The Winter season in India begins during mid-November in northern India and stays till February. December and January are the coldest months.

Winter Season in India

The temperature decreases from the south to the north. The places in the North Indian Plains experience cold climates. Thus, while the mean temperature during January at Thiruvananthapuram is as high as 31°C, it is only 16°C in Varanasi.

The excessive cold in north India during the winter season is due to the following reasons:

  • Cold winds blow from the Caspian Sea and Turkmenistan over the northwestern parts of India during February.
  • Places such as Punjab, Haryana, and Rajasthan are far away from the moderating influence of the sea and hence experience the continental types of climate.
  • The snowfall in the nearby Himalayan ranges creates a cold wave situation.
  • There are high-pressure conditions over the northwestern parts of the country.
  • The northeast trade winds blow from the land to the sea during this season, and hence, they are dry. They pick up moisture when they blow over the adjoining oceans and thus bring rainfall over the Coromandel Coast.
  • Western disturbances are experienced in the northern parts of the country during the cold season.

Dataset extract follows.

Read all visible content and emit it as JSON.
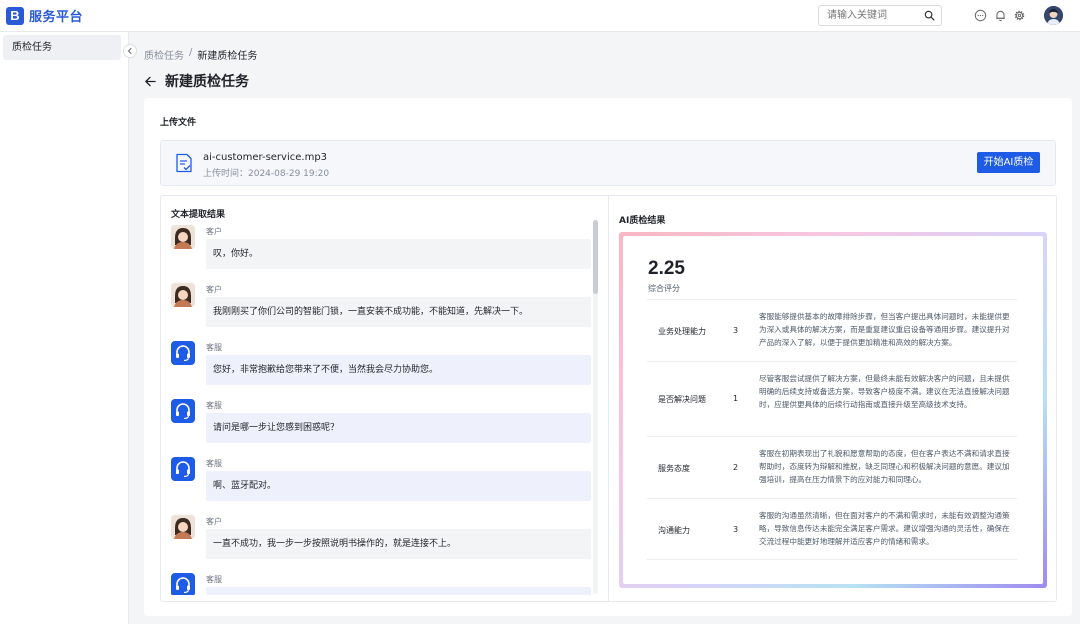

Rainfall during Winter Season

Most parts of the country do not receive rainfall during the winter. Some areas which receive rainfall during the winters are

  • Central and northern parts of the country get occasional rainfall during winter.
  • Weak temperate cyclones cause rainfall in Delhi, Haryana, Punjab, and western Uttar Pradesh. This rainfall is beneficial for rabi crops.
  • Northeastern parts of the country also receive winter rainfall.
  • In October and November, the northeast monsoon picks up moisture while blowing over the Bay of Bengal and causes torrential rainfall over the coast of Tamil Nadu and the southern tip of Andhra Pradesh.

Winter Monsoon

  • During the winter, oceans tend to become warm and the land cools down. A high-pressure area develops over the land and a low-pressure area develops over the Indian Ocean.
  • The winds move from a high-pressure area to a low-pressure area. Thus, the winds which blow from the land to the sea are dry and are devoid of any moisture. They bring cold weather and do not produce any rainfall.
  • When these winds blow over adjoining oceans, they pick up moisture and bring rainfall over the southern Coromandel Coast (coastal Tamil Nadu) and over the southern tip of Andhra Pradesh.
  • Because these winds blow from the northeastern parts of the country, they are also known as northeast monsoon winds.